O modelo do Ensino Superior chileno tem baixo nível de financiamento público e até experimentou crescimento na taxa de inserção na década de 1990. Mas há dificuldades de acesso a bolsas pelas classes menos favorecidas e o excessivo desequilíbrio na distribuição de recursos entre as universidades.
A educação superior chilena é cara. Sobrecarrega o orçamento das famílias. Por isso, o tema interessa a todos. Apesar de as bandeiras das manifestações serem a recuperação da educação pública e o fim do lucro no Ensino Superior, os universitários e secundaristas que foram às ruas tiveram o apoio de sindicatos.

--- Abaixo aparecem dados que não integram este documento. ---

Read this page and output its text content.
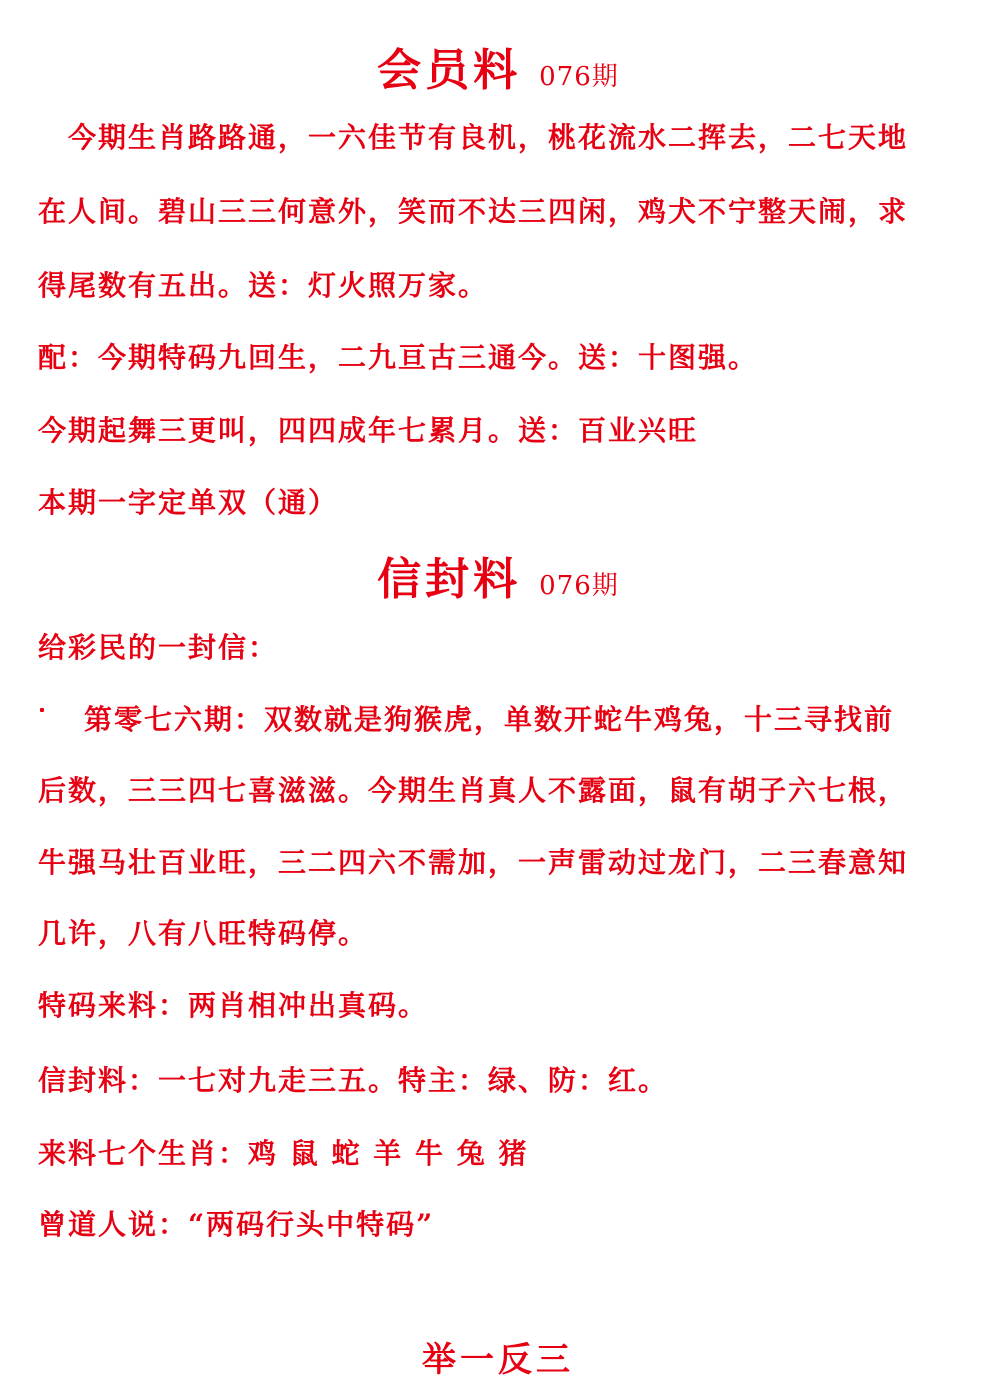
会员料 076期
今期生肖路路通，一六佳节有良机，桃花流水二挥去，二七天地
在人间。碧山三三何意外，笑而不达三四闲，鸡犬不宁整天闹，求
得尾数有五出。送：灯火照万家。
配：今期特码九回生，二九亘古三通今。送：十图强。
今期起舞三更叫，四四成年七累月。送：百业兴旺
本期一字定单双（通）
信封料 076期
给彩民的一封信：
第零七六期：双数就是狗猴虎，单数开蛇牛鸡兔，十三寻找前
后数，三三四七喜滋滋。今期生肖真人不露面，鼠有胡子六七根，
牛强马壮百业旺，三二四六不需加，一声雷动过龙门，二三春意知
几许，八有八旺特码停。
特码来料：两肖相冲出真码。
信封料：一七对九走三五。特主：绿、防：红。
来料七个生肖：鸡 鼠 蛇 羊 牛 兔 猪
曾道人说：“两码行头中特码”
举一反三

Há desequilíbrio entre gastos públicos e privados. O Estado contribui para a educação de nível superior com apenas um terço do que gastam os estudantes e suas famílias. Os estudantes devem pagar taxa mensal que reflita o custo do curso, incluindo universidades públicas.
A partir da década de 1980, a ditadura militar criou mecanismos para o nascimento de novas universidades privadas com financiamento próprio. As instituições públicas foram descentralizadas. Um novo sistema transferiu grande parte dos custos para os estudantes.
Também no início da década de 1980, sob Pinochet, o Chile foi o primeiro país da América Latina a introduzir a cobrança de mensalidades nas universidades públicas. Ainda é a nação latino-americana que cobra taxas anuais mais altas na graduação, acima de US$ 3 mil (R$ 12 mil).
Conforme o estudo La Educación Superior en Chile, publicado em 2009 pela Organização para Cooperação e Desenvolvimento Econômico (OCDE) e pelo Banco Mundial, entre 1980 e 1990, descontando a inflação, o investimento público para educação superior sofreu queda de 41%.
A reforma de 1981 concentrou a aplicação de recursos nas universidades públicas e nas instituições privadas subvencionadas pelo governo. Houve avanços nos últimos anos na oferta de recursos para bolsas, mas apenas 13,8% dos alunos matriculados no Ensino Superior têm acesso ao benefício.